You have to decide which one suits your needs the best. We suggest that you take a look at their websites or contact them directly to fully explore your options.
Compulsory Third party Liability (CTPL) insurance is required of all vehicles at annual registration time. In order to get your first set of license plates or to start your annual registration renewal process (get new stickers for your plates and windshield), you have to produce an Official Receipt (OR) for a new, fully paid for CTPL policy at the renewal window.
Typically you buy the insurance right there at the LTO complex, in cash.
If you have a collision with another vehicle, your insurance covers the cost of injuries you and your passengers suffer, while the other driver’s insurance covers his losses … it doesn’t matter who is at fault … hence the typical “No Fault” terminology.

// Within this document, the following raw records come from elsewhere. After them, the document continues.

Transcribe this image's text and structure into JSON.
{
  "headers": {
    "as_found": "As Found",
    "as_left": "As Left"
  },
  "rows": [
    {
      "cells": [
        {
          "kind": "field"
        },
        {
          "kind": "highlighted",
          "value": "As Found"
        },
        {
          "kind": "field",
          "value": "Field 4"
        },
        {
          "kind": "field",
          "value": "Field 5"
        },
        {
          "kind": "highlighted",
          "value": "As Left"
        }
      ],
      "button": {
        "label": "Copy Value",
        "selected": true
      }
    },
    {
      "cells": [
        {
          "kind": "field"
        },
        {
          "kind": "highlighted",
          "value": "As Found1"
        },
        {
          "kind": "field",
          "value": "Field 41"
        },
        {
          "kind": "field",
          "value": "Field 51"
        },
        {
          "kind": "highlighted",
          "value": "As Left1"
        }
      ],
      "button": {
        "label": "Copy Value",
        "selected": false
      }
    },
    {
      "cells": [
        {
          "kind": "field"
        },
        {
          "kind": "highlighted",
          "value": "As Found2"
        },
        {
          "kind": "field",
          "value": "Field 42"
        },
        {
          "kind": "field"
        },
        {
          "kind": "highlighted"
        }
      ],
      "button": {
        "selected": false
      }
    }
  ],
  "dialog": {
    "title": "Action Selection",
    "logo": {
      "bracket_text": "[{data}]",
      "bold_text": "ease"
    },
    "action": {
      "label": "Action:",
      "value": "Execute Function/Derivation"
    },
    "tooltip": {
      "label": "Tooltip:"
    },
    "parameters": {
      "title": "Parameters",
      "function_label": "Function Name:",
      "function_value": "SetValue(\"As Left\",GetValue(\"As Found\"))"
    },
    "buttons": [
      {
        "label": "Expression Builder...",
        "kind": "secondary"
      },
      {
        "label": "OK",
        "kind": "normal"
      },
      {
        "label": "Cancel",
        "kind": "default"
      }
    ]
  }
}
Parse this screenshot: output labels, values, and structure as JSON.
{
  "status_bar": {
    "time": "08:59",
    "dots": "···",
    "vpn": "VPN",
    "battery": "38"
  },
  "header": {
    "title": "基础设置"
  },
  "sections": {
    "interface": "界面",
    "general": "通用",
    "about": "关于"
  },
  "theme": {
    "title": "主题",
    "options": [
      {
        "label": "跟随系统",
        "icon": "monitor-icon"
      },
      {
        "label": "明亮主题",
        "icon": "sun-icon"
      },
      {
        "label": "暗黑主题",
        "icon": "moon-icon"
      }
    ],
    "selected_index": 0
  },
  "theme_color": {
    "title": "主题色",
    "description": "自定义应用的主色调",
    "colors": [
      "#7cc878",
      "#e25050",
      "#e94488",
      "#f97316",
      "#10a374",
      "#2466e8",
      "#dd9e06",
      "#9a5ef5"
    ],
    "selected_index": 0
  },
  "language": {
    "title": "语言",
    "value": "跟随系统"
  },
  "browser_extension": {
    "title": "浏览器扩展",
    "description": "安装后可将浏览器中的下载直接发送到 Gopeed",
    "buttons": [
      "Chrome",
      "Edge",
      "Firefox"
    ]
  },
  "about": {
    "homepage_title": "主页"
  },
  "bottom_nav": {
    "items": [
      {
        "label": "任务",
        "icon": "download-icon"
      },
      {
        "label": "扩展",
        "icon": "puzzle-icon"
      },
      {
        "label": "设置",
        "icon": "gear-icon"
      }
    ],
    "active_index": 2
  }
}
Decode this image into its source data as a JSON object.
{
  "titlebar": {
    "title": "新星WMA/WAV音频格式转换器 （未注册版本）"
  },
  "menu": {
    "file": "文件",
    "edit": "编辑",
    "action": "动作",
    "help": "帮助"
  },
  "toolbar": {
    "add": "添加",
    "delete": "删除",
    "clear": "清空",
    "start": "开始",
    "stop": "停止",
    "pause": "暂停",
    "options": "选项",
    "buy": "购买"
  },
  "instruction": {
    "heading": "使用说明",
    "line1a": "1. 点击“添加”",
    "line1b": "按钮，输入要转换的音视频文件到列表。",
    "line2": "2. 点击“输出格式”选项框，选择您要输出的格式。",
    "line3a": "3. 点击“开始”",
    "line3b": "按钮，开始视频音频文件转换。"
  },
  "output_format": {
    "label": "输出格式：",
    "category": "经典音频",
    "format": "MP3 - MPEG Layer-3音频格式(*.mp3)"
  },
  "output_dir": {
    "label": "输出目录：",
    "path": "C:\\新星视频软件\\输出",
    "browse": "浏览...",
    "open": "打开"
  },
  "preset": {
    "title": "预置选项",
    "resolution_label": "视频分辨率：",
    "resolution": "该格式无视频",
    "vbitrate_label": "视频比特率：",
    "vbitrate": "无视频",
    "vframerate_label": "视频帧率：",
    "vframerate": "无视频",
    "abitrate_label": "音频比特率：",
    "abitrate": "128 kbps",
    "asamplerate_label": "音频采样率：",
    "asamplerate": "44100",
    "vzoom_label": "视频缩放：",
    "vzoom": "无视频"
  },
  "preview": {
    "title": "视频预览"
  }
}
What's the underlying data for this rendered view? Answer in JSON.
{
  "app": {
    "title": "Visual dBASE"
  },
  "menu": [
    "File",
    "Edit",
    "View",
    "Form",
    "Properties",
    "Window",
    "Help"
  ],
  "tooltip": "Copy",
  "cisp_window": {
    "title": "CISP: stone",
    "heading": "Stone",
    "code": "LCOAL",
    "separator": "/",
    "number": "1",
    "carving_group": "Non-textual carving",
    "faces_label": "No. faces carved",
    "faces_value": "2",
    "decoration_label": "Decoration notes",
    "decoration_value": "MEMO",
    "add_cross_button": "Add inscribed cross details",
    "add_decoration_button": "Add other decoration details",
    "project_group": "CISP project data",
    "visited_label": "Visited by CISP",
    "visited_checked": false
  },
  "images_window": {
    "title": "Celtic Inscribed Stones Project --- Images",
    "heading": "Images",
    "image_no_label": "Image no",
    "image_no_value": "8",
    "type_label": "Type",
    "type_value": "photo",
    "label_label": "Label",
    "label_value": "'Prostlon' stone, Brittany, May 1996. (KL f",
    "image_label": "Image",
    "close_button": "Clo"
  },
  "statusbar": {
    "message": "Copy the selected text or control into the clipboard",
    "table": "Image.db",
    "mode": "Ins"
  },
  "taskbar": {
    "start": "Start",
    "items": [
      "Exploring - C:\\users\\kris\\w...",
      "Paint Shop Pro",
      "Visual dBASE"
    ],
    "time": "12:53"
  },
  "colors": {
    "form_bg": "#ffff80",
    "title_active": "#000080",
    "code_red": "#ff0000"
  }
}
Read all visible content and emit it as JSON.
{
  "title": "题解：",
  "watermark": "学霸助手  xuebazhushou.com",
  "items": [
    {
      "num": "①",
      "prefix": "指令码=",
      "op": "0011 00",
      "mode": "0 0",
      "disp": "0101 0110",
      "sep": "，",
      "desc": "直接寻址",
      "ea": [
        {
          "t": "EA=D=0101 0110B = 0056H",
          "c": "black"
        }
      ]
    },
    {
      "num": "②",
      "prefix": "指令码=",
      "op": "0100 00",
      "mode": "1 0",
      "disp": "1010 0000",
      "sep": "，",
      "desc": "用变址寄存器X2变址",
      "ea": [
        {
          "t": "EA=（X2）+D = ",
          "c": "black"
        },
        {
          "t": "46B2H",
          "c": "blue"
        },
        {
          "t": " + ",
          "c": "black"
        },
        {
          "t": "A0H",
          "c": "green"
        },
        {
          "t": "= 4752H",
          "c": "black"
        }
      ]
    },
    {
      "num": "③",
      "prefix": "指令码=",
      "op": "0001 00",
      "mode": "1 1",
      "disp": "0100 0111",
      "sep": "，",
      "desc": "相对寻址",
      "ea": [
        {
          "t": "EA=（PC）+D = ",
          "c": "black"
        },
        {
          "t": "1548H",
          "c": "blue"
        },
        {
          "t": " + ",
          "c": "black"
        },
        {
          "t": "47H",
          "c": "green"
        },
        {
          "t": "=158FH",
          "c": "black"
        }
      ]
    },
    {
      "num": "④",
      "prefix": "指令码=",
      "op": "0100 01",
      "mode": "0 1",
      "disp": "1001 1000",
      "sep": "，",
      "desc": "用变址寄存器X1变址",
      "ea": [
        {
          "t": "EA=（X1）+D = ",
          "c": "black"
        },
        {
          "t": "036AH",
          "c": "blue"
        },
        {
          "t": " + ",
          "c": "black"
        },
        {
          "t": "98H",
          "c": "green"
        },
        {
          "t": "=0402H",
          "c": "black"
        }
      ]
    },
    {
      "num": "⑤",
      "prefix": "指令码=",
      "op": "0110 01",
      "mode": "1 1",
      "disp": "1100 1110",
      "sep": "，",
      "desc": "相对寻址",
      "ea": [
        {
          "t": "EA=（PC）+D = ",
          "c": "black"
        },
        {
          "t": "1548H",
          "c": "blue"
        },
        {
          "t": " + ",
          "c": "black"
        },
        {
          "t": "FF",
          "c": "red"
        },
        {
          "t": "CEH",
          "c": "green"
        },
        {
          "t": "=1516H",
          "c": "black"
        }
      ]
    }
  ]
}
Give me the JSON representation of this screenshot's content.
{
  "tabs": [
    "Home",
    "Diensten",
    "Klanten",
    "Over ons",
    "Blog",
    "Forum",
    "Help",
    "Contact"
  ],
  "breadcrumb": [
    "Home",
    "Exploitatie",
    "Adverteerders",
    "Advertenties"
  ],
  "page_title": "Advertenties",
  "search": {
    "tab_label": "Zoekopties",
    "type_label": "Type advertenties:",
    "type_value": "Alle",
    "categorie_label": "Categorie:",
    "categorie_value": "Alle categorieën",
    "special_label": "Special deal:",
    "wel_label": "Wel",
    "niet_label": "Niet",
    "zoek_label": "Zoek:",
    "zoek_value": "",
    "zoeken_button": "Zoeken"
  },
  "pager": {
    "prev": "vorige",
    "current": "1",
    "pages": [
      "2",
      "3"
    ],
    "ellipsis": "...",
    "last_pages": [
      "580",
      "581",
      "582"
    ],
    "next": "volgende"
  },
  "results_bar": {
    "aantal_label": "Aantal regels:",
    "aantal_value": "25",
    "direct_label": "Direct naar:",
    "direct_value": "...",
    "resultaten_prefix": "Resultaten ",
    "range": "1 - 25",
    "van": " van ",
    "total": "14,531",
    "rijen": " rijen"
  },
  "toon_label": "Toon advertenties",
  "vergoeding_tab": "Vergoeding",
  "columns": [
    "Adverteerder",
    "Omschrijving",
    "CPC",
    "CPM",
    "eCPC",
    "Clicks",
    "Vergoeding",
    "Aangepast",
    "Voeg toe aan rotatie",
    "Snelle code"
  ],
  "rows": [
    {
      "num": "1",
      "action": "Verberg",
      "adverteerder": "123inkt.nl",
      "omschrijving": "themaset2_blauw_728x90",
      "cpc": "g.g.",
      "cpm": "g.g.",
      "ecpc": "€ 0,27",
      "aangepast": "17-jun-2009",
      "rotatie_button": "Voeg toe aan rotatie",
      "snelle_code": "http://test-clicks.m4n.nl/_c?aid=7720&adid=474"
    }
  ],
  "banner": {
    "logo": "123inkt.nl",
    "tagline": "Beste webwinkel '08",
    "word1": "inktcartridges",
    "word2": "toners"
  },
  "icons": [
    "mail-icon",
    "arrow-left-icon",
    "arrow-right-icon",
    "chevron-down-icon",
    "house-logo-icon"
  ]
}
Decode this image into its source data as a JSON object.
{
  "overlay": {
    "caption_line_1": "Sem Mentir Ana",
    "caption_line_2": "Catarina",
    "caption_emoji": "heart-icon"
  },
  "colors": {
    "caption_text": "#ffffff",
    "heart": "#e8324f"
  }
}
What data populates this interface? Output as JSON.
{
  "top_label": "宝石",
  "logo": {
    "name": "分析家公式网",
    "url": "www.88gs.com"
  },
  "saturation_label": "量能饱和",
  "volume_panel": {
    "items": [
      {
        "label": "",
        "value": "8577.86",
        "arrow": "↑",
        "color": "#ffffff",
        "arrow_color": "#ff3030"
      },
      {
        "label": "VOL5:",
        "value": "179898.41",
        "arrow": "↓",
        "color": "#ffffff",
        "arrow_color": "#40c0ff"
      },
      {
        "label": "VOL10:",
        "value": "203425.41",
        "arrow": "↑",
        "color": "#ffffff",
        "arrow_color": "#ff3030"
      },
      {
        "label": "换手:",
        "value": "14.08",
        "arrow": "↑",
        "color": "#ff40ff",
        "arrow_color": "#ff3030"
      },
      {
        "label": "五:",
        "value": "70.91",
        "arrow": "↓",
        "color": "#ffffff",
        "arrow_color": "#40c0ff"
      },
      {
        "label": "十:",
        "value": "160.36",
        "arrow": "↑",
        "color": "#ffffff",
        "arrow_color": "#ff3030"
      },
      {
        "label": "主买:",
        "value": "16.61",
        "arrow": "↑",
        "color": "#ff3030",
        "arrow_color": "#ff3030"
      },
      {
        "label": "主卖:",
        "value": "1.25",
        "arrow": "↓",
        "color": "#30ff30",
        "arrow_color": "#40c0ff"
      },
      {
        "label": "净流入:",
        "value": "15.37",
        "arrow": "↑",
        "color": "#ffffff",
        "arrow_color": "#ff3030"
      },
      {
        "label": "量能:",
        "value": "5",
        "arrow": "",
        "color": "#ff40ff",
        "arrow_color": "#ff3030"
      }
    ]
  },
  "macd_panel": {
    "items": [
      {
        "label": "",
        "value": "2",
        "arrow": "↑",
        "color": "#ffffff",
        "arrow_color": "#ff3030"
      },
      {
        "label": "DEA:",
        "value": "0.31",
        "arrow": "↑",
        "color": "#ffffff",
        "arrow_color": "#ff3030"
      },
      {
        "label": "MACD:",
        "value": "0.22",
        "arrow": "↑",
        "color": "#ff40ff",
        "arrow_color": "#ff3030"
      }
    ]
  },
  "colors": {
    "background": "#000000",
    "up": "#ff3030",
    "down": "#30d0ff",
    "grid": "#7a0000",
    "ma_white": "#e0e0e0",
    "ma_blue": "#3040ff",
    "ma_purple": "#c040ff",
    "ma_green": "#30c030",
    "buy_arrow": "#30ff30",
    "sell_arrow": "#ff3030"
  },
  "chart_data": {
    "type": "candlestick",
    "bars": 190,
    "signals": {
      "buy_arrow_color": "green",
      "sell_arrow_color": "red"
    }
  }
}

If you run over a pedestrian, or knock down a bicyclist, or knock down someone’s fence, they then can also recover damages from your policy.
All registered vehicles should have this mandatory insurance, and it is your “first line of defense”. Limits however are low, and this insurance doesn’t cover damage to your own vehicle.
Here in the Philippines the term “comprehensive” is used in its proper dictionary meaning … comprehensive meaning covering everything .. or almost everything.
This includes “collision and upset”, physical damage other than collision, loss by theft, fire, flood (check your policy before you buy) and in most cases, extended liability.
This insurance is bought separately, from any agent you choose, and it costs more.